While a multitude of colorful hot air balloons prepared to launch into the morning sky Saturday at Warren County airport, Benjamin Bancroft knelt down one knee and proposed to his girlfriend of four years.
A tearful and stunned Valerie Tucker nodded her head “yes” before donning her new diamond and hopping into a balloon basket with her new fiance for a ride in the clouds.
“I’ve been planning this for a year now,” a very happy Bancroft said before taking flight.
Bancroft said his longtime friend Todd Monahan, who is the owner of SunKiss Ballooning, helped him with the preparations. Bancroft is from Hudson Falls, and his bride-to-be is from Chalfont, Pa.
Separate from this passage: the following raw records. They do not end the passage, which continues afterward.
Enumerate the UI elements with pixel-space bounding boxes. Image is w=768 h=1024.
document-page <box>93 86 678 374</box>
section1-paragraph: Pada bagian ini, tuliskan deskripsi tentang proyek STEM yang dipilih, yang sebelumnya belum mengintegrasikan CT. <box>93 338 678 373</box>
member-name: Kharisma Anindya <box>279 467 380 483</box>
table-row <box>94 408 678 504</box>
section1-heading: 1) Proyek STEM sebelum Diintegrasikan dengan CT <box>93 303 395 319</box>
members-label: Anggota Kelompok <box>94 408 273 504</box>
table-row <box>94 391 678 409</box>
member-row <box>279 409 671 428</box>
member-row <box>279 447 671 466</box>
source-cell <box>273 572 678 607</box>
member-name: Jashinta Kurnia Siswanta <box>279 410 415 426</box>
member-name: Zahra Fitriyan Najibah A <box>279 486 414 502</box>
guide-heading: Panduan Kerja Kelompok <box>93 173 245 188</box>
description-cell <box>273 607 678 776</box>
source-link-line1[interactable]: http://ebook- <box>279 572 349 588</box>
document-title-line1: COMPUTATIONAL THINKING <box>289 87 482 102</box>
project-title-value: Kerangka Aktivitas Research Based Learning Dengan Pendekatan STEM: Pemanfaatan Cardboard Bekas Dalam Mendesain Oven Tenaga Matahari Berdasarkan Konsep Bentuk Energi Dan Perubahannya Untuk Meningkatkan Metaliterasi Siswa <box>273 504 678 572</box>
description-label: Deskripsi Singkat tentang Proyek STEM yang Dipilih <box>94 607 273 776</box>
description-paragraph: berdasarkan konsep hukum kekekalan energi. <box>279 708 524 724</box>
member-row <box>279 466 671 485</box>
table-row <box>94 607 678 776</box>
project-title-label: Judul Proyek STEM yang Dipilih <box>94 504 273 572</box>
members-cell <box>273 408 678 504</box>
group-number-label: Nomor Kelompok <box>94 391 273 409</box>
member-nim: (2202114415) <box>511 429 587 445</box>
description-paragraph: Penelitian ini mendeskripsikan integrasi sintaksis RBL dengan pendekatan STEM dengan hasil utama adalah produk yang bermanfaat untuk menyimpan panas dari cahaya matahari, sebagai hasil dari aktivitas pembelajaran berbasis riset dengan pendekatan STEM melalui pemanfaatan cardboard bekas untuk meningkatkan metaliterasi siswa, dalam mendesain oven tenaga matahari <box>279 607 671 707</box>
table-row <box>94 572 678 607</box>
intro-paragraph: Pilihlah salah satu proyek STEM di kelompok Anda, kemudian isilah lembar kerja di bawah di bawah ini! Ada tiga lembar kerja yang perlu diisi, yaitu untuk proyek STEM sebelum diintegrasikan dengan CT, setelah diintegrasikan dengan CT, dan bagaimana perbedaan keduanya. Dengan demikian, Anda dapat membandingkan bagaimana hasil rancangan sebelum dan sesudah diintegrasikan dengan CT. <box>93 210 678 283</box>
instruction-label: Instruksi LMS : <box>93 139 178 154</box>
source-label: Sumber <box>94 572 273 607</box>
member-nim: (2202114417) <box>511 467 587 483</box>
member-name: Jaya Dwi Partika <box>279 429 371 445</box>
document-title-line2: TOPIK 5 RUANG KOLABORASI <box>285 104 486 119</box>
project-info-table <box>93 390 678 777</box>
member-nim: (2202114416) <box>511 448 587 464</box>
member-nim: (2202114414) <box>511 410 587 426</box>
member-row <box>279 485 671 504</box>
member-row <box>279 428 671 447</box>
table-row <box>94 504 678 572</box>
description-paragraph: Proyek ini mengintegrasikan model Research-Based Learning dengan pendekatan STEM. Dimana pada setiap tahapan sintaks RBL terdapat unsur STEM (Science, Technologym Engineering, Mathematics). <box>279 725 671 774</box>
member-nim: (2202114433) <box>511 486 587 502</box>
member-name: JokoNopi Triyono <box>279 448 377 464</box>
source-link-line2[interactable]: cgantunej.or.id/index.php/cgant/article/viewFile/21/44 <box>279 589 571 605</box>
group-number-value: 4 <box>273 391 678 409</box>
After the Friday evening launch at the airport was scrapped because of windy conditions, more than 100 balloons launched Saturday morning.
Though gusty winds and sporadic rain scuttled the Saturday evening launch, the large festival crowd was treated to a surprise visitor: Gov. Andrew Cuomo.
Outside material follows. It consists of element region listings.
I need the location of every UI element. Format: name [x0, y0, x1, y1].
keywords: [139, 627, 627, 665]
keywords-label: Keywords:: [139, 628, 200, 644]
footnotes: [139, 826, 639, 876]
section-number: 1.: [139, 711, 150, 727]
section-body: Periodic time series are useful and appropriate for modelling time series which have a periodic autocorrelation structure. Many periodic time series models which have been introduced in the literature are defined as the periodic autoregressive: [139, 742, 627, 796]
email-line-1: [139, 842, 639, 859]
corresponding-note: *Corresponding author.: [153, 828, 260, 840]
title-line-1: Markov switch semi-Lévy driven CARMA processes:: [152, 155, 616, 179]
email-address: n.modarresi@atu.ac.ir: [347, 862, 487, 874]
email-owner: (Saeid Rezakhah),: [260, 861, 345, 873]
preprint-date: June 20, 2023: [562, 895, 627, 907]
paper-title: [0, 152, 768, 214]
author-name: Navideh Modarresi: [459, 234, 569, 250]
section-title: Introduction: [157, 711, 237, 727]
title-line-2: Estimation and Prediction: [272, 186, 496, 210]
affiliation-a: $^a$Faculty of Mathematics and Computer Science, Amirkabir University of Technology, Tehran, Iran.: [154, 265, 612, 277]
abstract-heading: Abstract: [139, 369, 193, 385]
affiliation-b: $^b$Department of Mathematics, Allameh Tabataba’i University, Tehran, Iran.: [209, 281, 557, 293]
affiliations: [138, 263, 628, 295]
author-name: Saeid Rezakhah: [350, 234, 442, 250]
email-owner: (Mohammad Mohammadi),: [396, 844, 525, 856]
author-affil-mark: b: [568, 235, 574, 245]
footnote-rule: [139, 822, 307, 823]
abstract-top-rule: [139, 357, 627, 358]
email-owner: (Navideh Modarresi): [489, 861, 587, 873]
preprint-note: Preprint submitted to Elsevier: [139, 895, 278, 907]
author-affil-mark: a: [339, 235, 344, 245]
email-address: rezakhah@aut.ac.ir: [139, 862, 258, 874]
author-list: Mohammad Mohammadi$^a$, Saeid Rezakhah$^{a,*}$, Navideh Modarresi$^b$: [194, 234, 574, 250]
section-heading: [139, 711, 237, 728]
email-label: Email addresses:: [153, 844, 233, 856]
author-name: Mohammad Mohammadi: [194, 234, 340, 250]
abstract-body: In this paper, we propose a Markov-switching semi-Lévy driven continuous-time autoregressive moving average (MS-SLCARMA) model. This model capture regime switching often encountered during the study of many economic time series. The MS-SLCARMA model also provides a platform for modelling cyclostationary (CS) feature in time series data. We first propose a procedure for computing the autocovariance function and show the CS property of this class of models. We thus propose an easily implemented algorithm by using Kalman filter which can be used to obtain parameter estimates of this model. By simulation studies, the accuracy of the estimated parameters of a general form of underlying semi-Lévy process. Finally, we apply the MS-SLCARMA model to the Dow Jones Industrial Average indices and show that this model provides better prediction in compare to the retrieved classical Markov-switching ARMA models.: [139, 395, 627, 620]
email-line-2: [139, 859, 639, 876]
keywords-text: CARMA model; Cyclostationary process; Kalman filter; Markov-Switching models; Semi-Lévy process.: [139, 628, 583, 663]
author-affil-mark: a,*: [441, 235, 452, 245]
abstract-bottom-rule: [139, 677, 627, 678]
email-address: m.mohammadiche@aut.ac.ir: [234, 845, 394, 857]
Cuomo announced midday Saturday he would attend the festival, and walked the Warren County airport grounds with his girlfriend, Food Network chef Sandra Lee, drawing plenty of crowd attention.
A visit from a governor and a proposal were just two new memories added to the 40-year history of Adirondack Balloon Festival.
Chris Thatcher of Queensbury said her husband proposed to her at the event in 1994, and their growing family has come back every year as a tradition.
“My children have grown up with the balloon festival. We just love it,” she said.
She added her 8-year-old son, Andy, is the biggest balloon enthusiast of the group, even dressing as a hot air balloon for Halloween.
“I can’t pick what I like the best about it, or which balloon I like the best. I like them all,” he said.
Part of the more than 100 balloons that took to the sky Saturday morning included the promised “World’s Largest Inflated Petting Zoo.”
The menagerie featured 10 animal shape balloons, and kids of all ages “oooed” and “aaahed” at the gigantic pig, rabbit, turtle, crab and bee, among others, including the T-Rex — which was joked as being the only one even close to scale.
Another tradition at the morning’s launch included the all-you-can-eat Big Balloon Breakfast to benefit Open Door soup kitchen in Glens Falls.
The annual event is held Saturday and Sunday morning of the festival, and takes 100 volunteers each day to serve the more than 2,000 customers.
“It’s a big event for us, and the turnout has been great this year. We’re really busy — at one point, the line was outside the hanger and around the corner,” said Kim Cook, board president of the soup kitchen.
“This really helps us fill a need in the community,” she said.
Sunday’s events for the festival include a repeat of Saturday’s early launch, with more than 100 balloons in the morning — weather permitting —a craft fair and kids activities at Floyd Bennett Memorial Airport in Queensbury.
In the evening, Crandall Park in Glens Falls will host the Jonathan Newell Band from 2 to 5 p.m., with a launch of more than 20 balloons following the music.
Post-Star reporter Jon Alexander contributed to this report.